The Fed chairman, who is scheduled to speak at a Jackson Hole, Wyoming, conference on Aug. 26, used the annual gathering of economists last year to hint at a second round of so-called quantitative easing, in which the Fed purchased $600 billion of Treasuries from November 2010 to June.
Investors, such as Barton Biggs, managing partner and co- founder of Traxis Partners LP, have called for the Fed to embark on a new round of asset purchases. Yesterday’s announcement that the consumer price index rose 0.5 percent from June, more than twice the 0.2 percent median forecast of economists surveyed by Bloomberg News, may embolden Fed policy makers who oppose further such measures.
“It’s hard to say we have stagflation, but we do have inflation too high for the Fed to do QE3,” said Marc Chandler, global head of currency strategy for Brown Brothers Harriman & Co. in New York.
The economy’s need for additional help was underscored by the Philadelphia Fed’s general economic index dropping to minus 30.7 this month, the lowest since March 2009, when the economy was in a recession.
Bernanke on July 13 told Congress the Fed is prepared to take additional action, including buying more government bonds, if the economy appeared in danger of stalling or if deflation pressures emerged. The Fed on Aug. 9 cracked the door wider to such action when it offered a much more downbeat assessment of the economy. That same day, the Fed pledged to hold a key interest rate at a record low near zero through mid-2013 to help bolster the recovery.
Rising inflation may intensify debate among policy makers after three regional Fed bank presidents voted against last week’s decision, the most dissent in almost 19 years. The dissenters were Philadelphia Fed President Charles Plosser, Dallas Fed chief Richard Fisher and Narayana Kocherlakota of Minneapolis.
Paul Dales, senior U.S. economist at Capital Economics Ltd. in Toronto, said the inflation picture will likely stay the Fed’s hand. The core CPI was 0.9 percent on the eve of the Jackson Hole meeting last year and was expected to decline, Dales said. Now, it stands at an annualized 1.8 percent and may continue rising, he added.

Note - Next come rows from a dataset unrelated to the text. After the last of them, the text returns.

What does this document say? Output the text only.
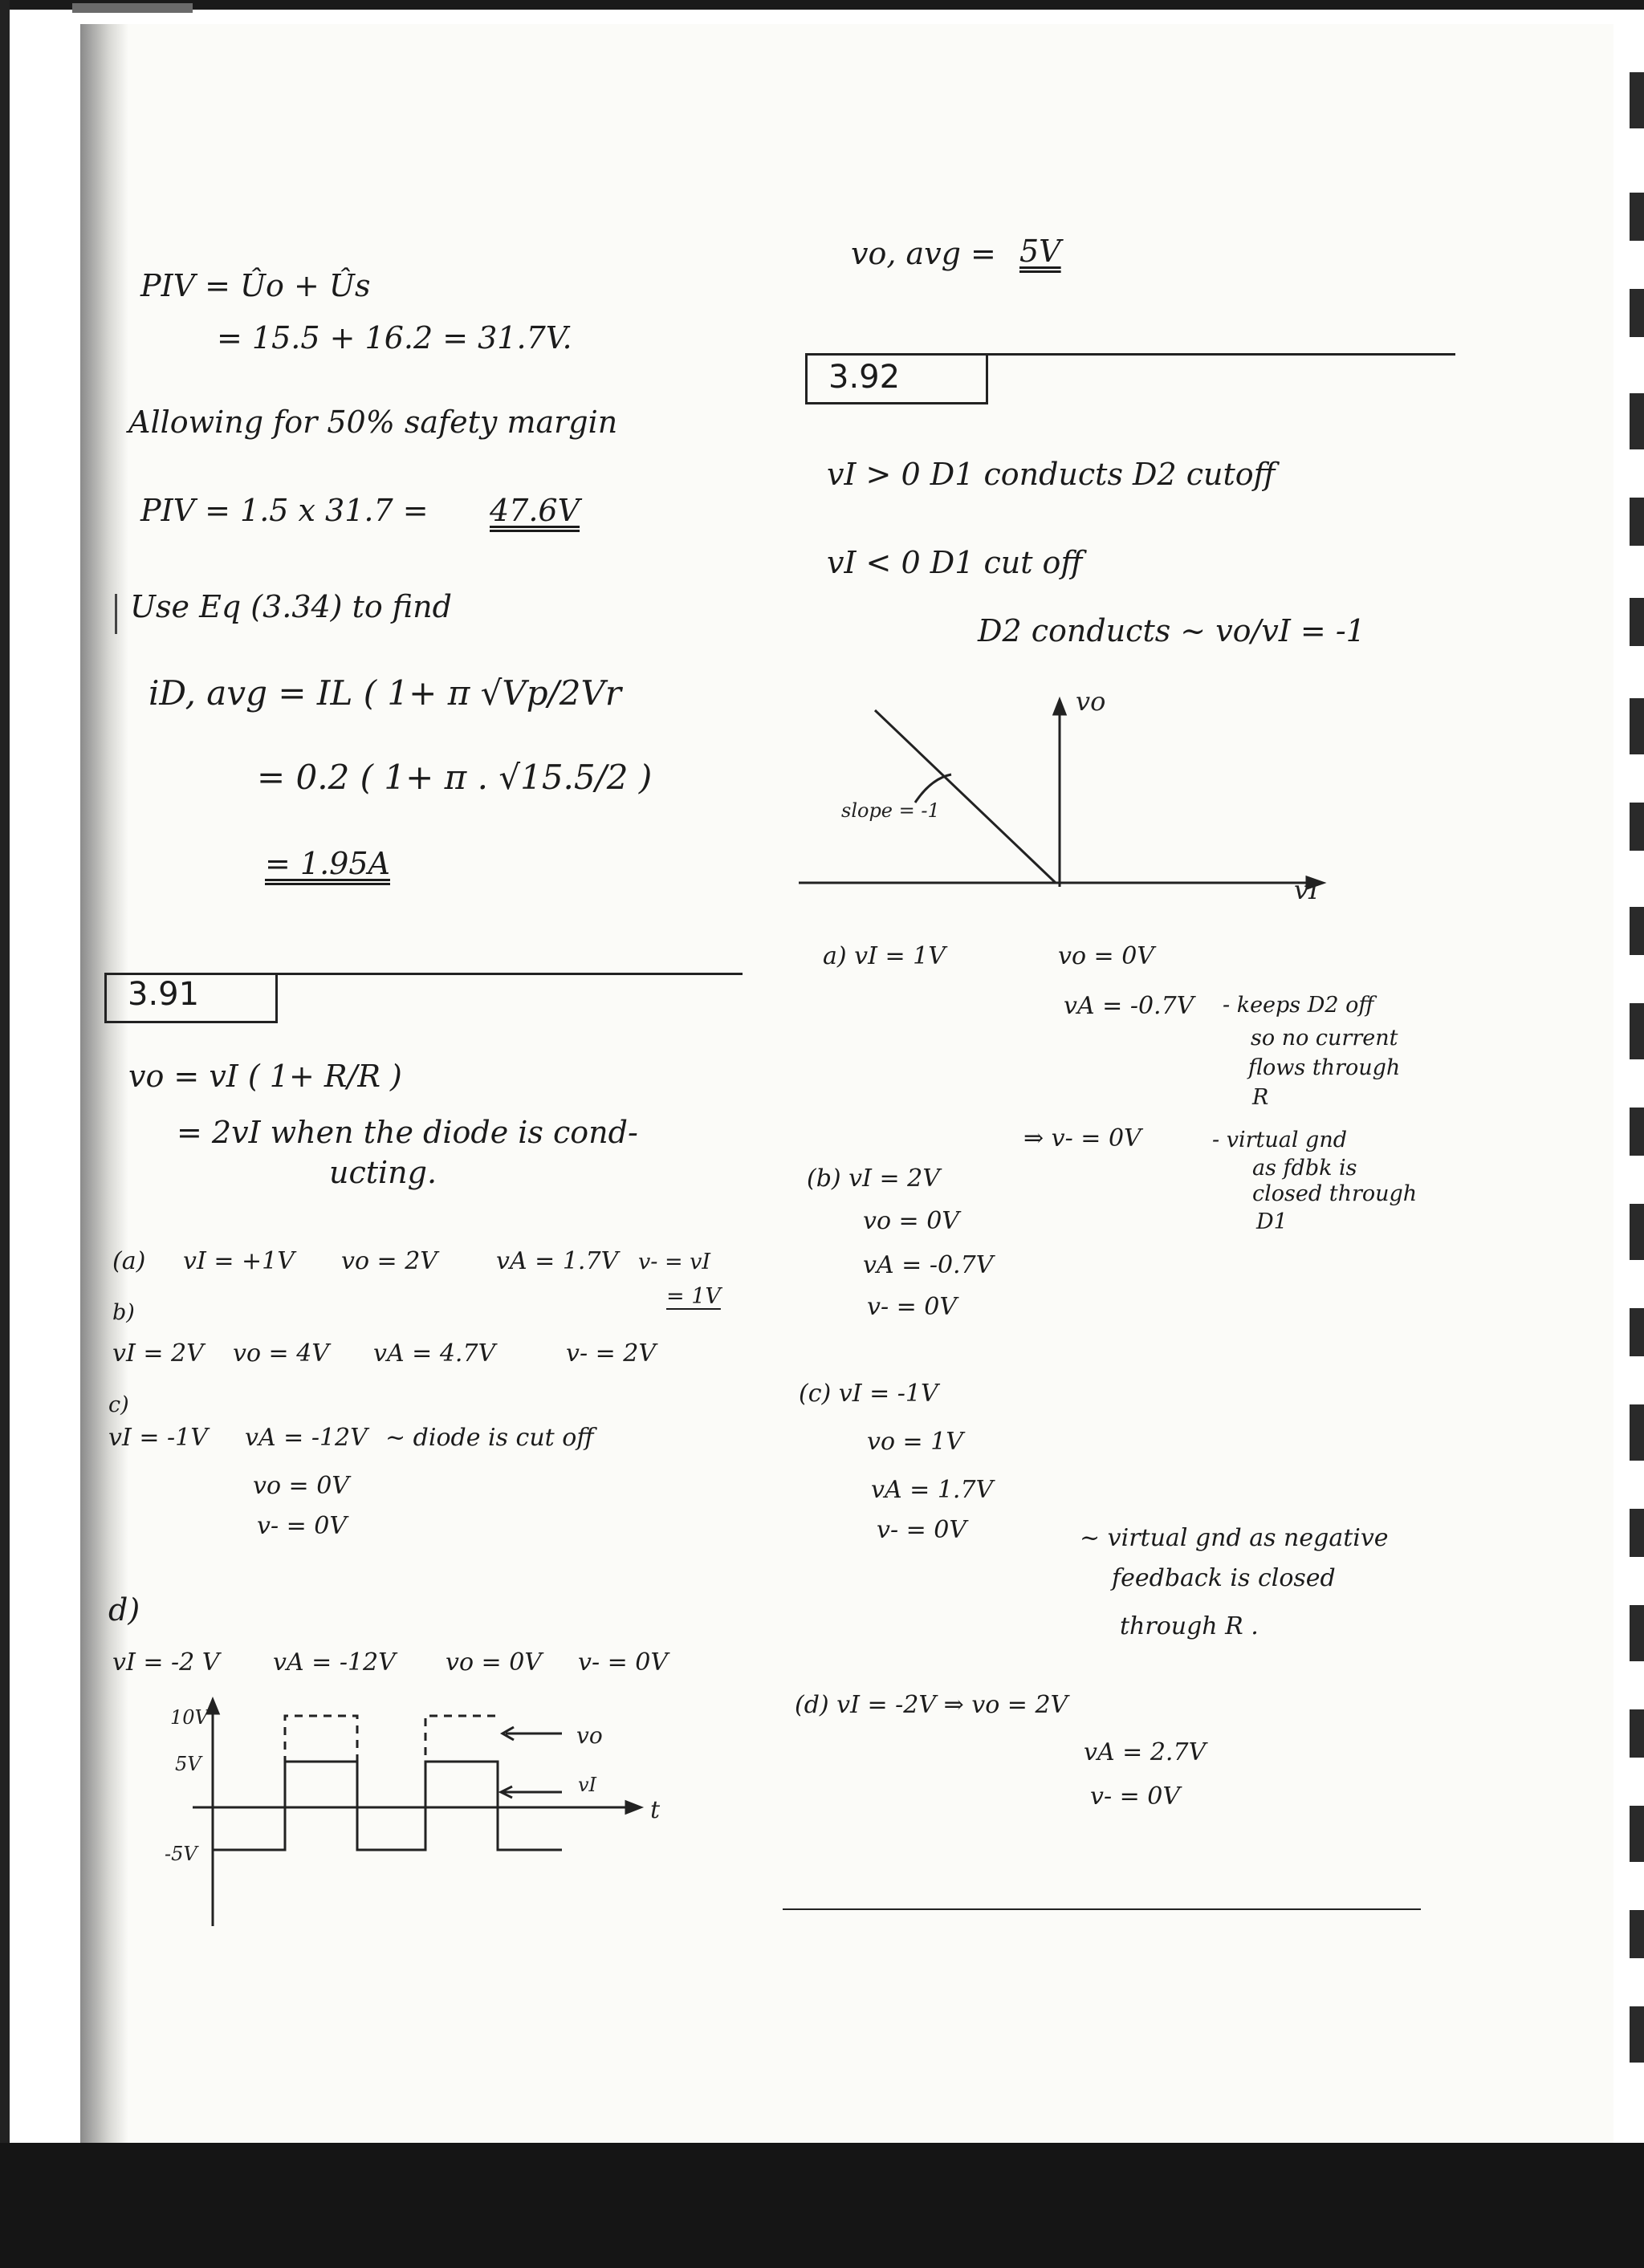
PIV = Ûo + Ûs
= 15.5 + 16.2 = 31.7V.
Allowing for 50% safety margin
PIV = 1.5 x 31.7 = 47.6V
Use Eq (3.34) to find
iD, avg = IL ( 1+ π √Vp/2Vr
= 0.2 ( 1+ π . √15.5/2 )
= 1.95A
3.91
vo = vI ( 1+ R/R )
= 2vI when the diode is cond-
ucting.
(a) vI = +1V vo = 2V vA = 1.7V v- = vI
= 1V
b)
vI = 2V vo = 4V vA = 4.7V	v- = 2V
c)
vI = -1V vA = -12V ~ diode is cut off
vo = 0V
v- = 0V
d)
vI = -2 V vA = -12V vo = 0V v- = 0V
10V
5V
-5V
vo
vI
t
vo, avg = 5V
3.92
vI > 0 D1 conducts D2 cutoff
vI < 0 D1 cut off
D2 conducts ~ vo/vI = -1
vo
vI
slope = -1
a) vI = 1V	vo = 0V
vA = -0.7V - keeps D2 off
so no current
flows through
R
⇒ v- = 0V	- virtual gnd
as fdbk is
closed through
D1
(b) vI = 2V
vo = 0V
vA = -0.7V
v- = 0V
(c) vI = -1V
vo = 1V
vA = 1.7V
v- = 0V	~ virtual gnd as negative
feedback is closed
through R .
(d) vI = -2V ⇒ vo = 2V
vA = 2.7V
v- = 0V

“We probably won’t get any more significant policy stimulus this year, but early next year once it becomes clear that core inflation begins to fall back, then QE3 could well be on the table again,” he said.
Fears of a new recession may prove overstated. Chandler said he expects the economy to grow at a faster rate in the current quarter than it did in the previous three months, when it rose at an annual rate of 1.3 percent.
New York Fed President William Dudley said in a speech in Newark, New Jersey, the risk of a renewed recession remains “quite low.” And Biggs told Bloomberg Television: “We’re in a stagnant but not collapsing economy.”
Another report showed fewer Americans on average filed claims for unemployment benefits over the past month, indicating the job market is holding up for now.
Reports yesterday also showed the residential real-estate market continues to stagnate and consumers’ economic expectations plunged. Additionally, the index of leading indicators climbed, boosted by an increase in money supply that may reflect a flight to safety.
Figures from the Labor Department yesterday showed the average number of workers filing applications for jobless benefits over the past four weeks dropped to 402,500, the lowest since April 16. The weekly readings, which tend to be more volatile, showed claims climbed by 9,000 to 408,000 in the period ended Aug. 13, the highest in a month.
‘Not Recession Material’
These data are “not recession material,” said Chris Rupkey, chief financial economist at Bank of Tokyo-Mitsubishi UFJ Ltd., in New York. The plunge in stocks in recent weeks “could start to worry businesses enough for them to lay off workers,” Rupkey said. Nonetheless, claims show “this is not happening yet, but we need to watch closely for the next couple of weeks.”
Consumer prices were pushed higher by rising costs for fuel that have since retreated, and by an increase in food expenses.
Excluding energy and food costs, which are usually more volatile, the so-called core gauge rose over the past year to the greater-than-projected 1.8 percent. It was the biggest 12- month gain in more than a year.
The Fed’s informal target range for longer-term core inflation is 1.7 percent to 2 percent as measured by a Commerce Department gauge tied to consumer spending.